Retour à la case départ. Quatre mois après d’interminables et stériles négociations entre les dirigeants des quatre principaux partis politiques, les Espagnols ont désormais la certitude qu’ils devront voter de nouveau – la date a été fixée au 26 juin. Depuis les législatives de fin décembre 2015, la victoire courte du chef de gouvernement sortant, le placide conservateur Mariano Rajoy, ne lui a pas permis de configurer un exécutif stable. De son côté, le fougueux socialiste Pedro Sanchez – dont la formation n’a obtenu que 90 sièges – n’est pas non plus parvenu à organiser une coalition suffisante.

Lassés par l’incapacité des dirigeants à s’entendre – toutes les enquêtes d’opinion le disent –, les Espagnols constatent que leur nation est plongée dans l’instabilité, alors même que depuis le retour de la démocratie en 1977, tous les scrutins s’étaient jusqu’alors soldés par des majorités claires, souvent même absolues.

Si le pays est entré dans une turbulente «ère à l’italienne», c’est pour deux raisons principales. Primo, l’irruption de deux formations engendrées par la crise économique et l’indignation sociale qui s’en est ensuivie: à la gauche de la gauche, Podemos (Nous Pouvons) est devenu la troisième force parlementaire avec 69 députés; et les centristes de Ciudadanos (Citoyens) – qui partagent avec Podemos l’exigence d’une «régénération» de la vie politique – ont raflé 40 sièges.

Deuxio, le fait que chaque chef de file de cet inédit quatuor (les conservateurs du Parti populaire, les socialistes, Podemos et Ciudadanos) a fait preuve d’une intransigeance à toute épreuve au cours des négociations.

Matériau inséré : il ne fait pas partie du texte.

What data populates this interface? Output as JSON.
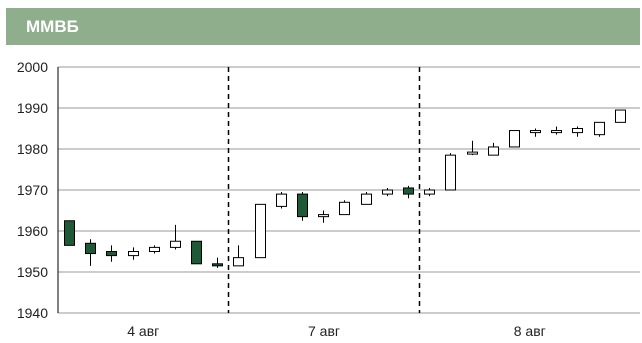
{
  "header": {
    "title": "ММВБ"
  },
  "colors": {
    "header_bg": "#8eae8c",
    "down_candle": "#1f5a37",
    "up_candle": "#ffffff",
    "grid": "#999999",
    "axis": "#000000"
  },
  "chart_data": {
    "type": "candlestick",
    "title": "ММВБ",
    "ylim": [
      1940,
      2000
    ],
    "yticks": [
      1940,
      1950,
      1960,
      1970,
      1980,
      1990,
      2000
    ],
    "grid": true,
    "day_labels": [
      "4 авг",
      "7 авг",
      "8 авг"
    ],
    "separators_after_index": [
      7,
      16
    ],
    "candles": [
      {
        "day": "4 авг",
        "open": 1962.5,
        "high": 1962.5,
        "low": 1956.5,
        "close": 1956.5
      },
      {
        "day": "4 авг",
        "open": 1957.0,
        "high": 1958.0,
        "low": 1951.5,
        "close": 1954.5
      },
      {
        "day": "4 авг",
        "open": 1955.0,
        "high": 1956.5,
        "low": 1952.5,
        "close": 1954.0
      },
      {
        "day": "4 авг",
        "open": 1954.0,
        "high": 1956.0,
        "low": 1953.0,
        "close": 1955.0
      },
      {
        "day": "4 авг",
        "open": 1955.0,
        "high": 1956.5,
        "low": 1954.5,
        "close": 1956.0
      },
      {
        "day": "4 авг",
        "open": 1956.0,
        "high": 1961.5,
        "low": 1955.5,
        "close": 1957.5
      },
      {
        "day": "4 авг",
        "open": 1957.5,
        "high": 1957.5,
        "low": 1952.0,
        "close": 1952.0
      },
      {
        "day": "4 авг",
        "open": 1952.0,
        "high": 1953.5,
        "low": 1951.0,
        "close": 1951.5
      },
      {
        "day": "4 авг",
        "open": 1951.5,
        "high": 1956.5,
        "low": 1951.5,
        "close": 1953.5
      },
      {
        "day": "7 авг",
        "open": 1953.5,
        "high": 1966.5,
        "low": 1953.5,
        "close": 1966.5
      },
      {
        "day": "7 авг",
        "open": 1966.0,
        "high": 1969.5,
        "low": 1965.5,
        "close": 1969.0
      },
      {
        "day": "7 авг",
        "open": 1969.0,
        "high": 1969.5,
        "low": 1962.5,
        "close": 1963.5
      },
      {
        "day": "7 авг",
        "open": 1963.5,
        "high": 1965.0,
        "low": 1962.0,
        "close": 1964.0
      },
      {
        "day": "7 авг",
        "open": 1964.0,
        "high": 1967.5,
        "low": 1964.0,
        "close": 1967.0
      },
      {
        "day": "7 авг",
        "open": 1966.5,
        "high": 1969.5,
        "low": 1966.5,
        "close": 1969.0
      },
      {
        "day": "7 авг",
        "open": 1969.0,
        "high": 1970.5,
        "low": 1968.5,
        "close": 1970.0
      },
      {
        "day": "7 авг",
        "open": 1970.5,
        "high": 1971.0,
        "low": 1968.0,
        "close": 1969.0
      },
      {
        "day": "7 авг",
        "open": 1969.0,
        "high": 1970.5,
        "low": 1968.5,
        "close": 1970.0
      },
      {
        "day": "8 авг",
        "open": 1970.0,
        "high": 1979.0,
        "low": 1970.0,
        "close": 1978.5
      },
      {
        "day": "8 авг",
        "open": 1979.0,
        "high": 1982.0,
        "low": 1978.5,
        "close": 1979.0
      },
      {
        "day": "8 авг",
        "open": 1978.5,
        "high": 1981.5,
        "low": 1978.5,
        "close": 1980.5
      },
      {
        "day": "8 авг",
        "open": 1980.5,
        "high": 1984.5,
        "low": 1980.5,
        "close": 1984.5
      },
      {
        "day": "8 авг",
        "open": 1984.0,
        "high": 1985.0,
        "low": 1983.0,
        "close": 1984.5
      },
      {
        "day": "8 авг",
        "open": 1984.0,
        "high": 1985.5,
        "low": 1983.5,
        "close": 1984.5
      },
      {
        "day": "8 авг",
        "open": 1984.0,
        "high": 1985.5,
        "low": 1983.0,
        "close": 1985.0
      },
      {
        "day": "8 авг",
        "open": 1983.5,
        "high": 1986.5,
        "low": 1983.0,
        "close": 1986.5
      },
      {
        "day": "8 авг",
        "open": 1986.5,
        "high": 1989.5,
        "low": 1986.5,
        "close": 1989.5
      }
    ]
  }
}
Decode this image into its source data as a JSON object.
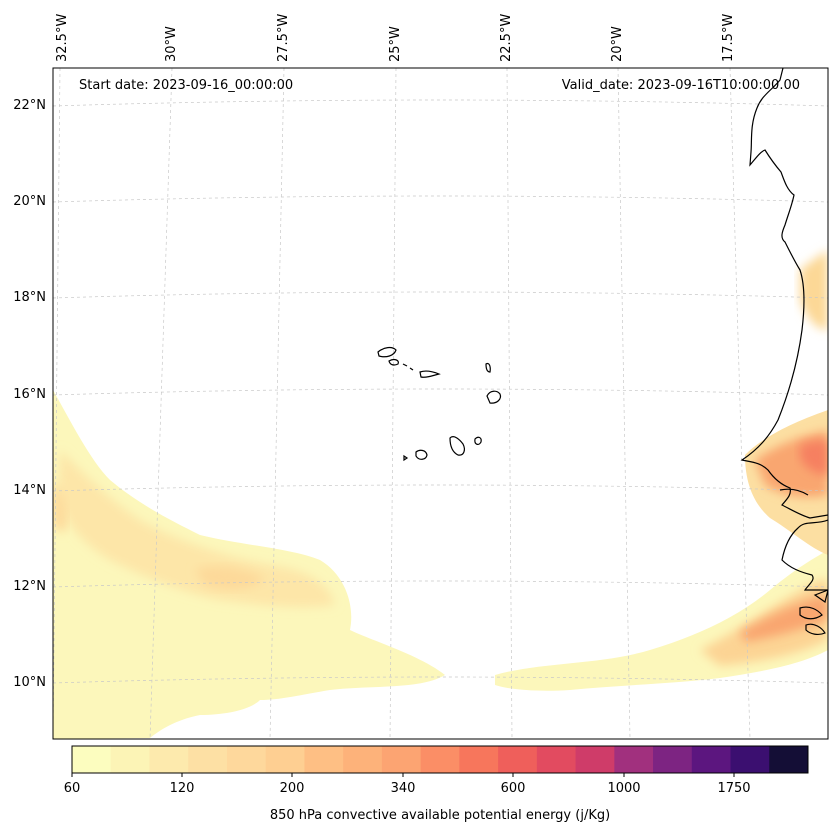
{
  "map": {
    "start_date": "Start date: 2023-09-16_00:00:00",
    "valid_date": "Valid_date: 2023-09-16T10:00:00.00",
    "lon_labels": [
      "32.5°W",
      "30°W",
      "27.5°W",
      "25°W",
      "22.5°W",
      "20°W",
      "17.5°W"
    ],
    "lat_labels": [
      "22°N",
      "20°N",
      "18°N",
      "16°N",
      "14°N",
      "12°N",
      "10°N"
    ],
    "gridlines": true,
    "field": "850 hPa convective available potential energy",
    "colormap": "magma_r"
  },
  "colorbar": {
    "label": "850 hPa convective available potential energy (j/Kg)",
    "tick_labels": [
      "60",
      "120",
      "200",
      "340",
      "600",
      "1000",
      "1750"
    ],
    "colors": [
      "#fcfdbf",
      "#fcf4b6",
      "#fdeaad",
      "#fde0a4",
      "#fed89c",
      "#fecf92",
      "#febf84",
      "#fdb27a",
      "#fca472",
      "#fb8e66",
      "#f7765c",
      "#ef5f5b",
      "#e24b60",
      "#cf3c69",
      "#a1307e",
      "#7d2482",
      "#5c167f",
      "#3b0f70",
      "#140e36"
    ]
  }
}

Résultat: aucun accord n’a pu être dégagé, tous ayant campé sur leurs positions tactiques et idéologiques. Aujourd’hui, chacun rejette sur l’autre la responsabilité de l’échec de toute entente: les socialistes s’en prennent à l’«aile dure» de Podemos; les «Indignés» leur reprochent en retour de «faire le jeu de la droite et des marchés financiers»; le Parti populaire critique «l’irresponsabilité» de tous ses rivaux, etc.

Il n’y a en réalité que deux options permettant de former un exécutif stable. La première correspondrait à une «solution à l’allemande», avec une alliance tripartite socialistes/Ciudadanos/conservateurs. Mais le socialiste Pedro Sanchez n’en veut pas, persuadé qu’une alliance avec le chef du gouvernement sortant, Mariano Rajoy, reviendrait à consolider Podemos comme la grande force de l’opposition et consigner ainsi le chant du cygne de sa formation. La deuxième se traduirait par un «front de gauche», comme au Portugal depuis novembre 2015. Or, cette hypothèse se heurte à un féroce combat de leadership entre socialistes et Podemos.

Les «législatives-bis» du 26 juin permettront-elles enfin des rapprochements? Deux tiers des Espagnols, «déçus par la classe politique», se montrent pessimistes, selon un récent sondage de l’institut Metroscopia. D’autant que les enquêtes d’opinion annoncent des résultats très similaires à ceux de décembre. Le cas échéant, les quatre principaux leaders devront de nouveau négocier entre eux. Avec, cette fois-ci, l’obligation impérieuse de former un gouvernement.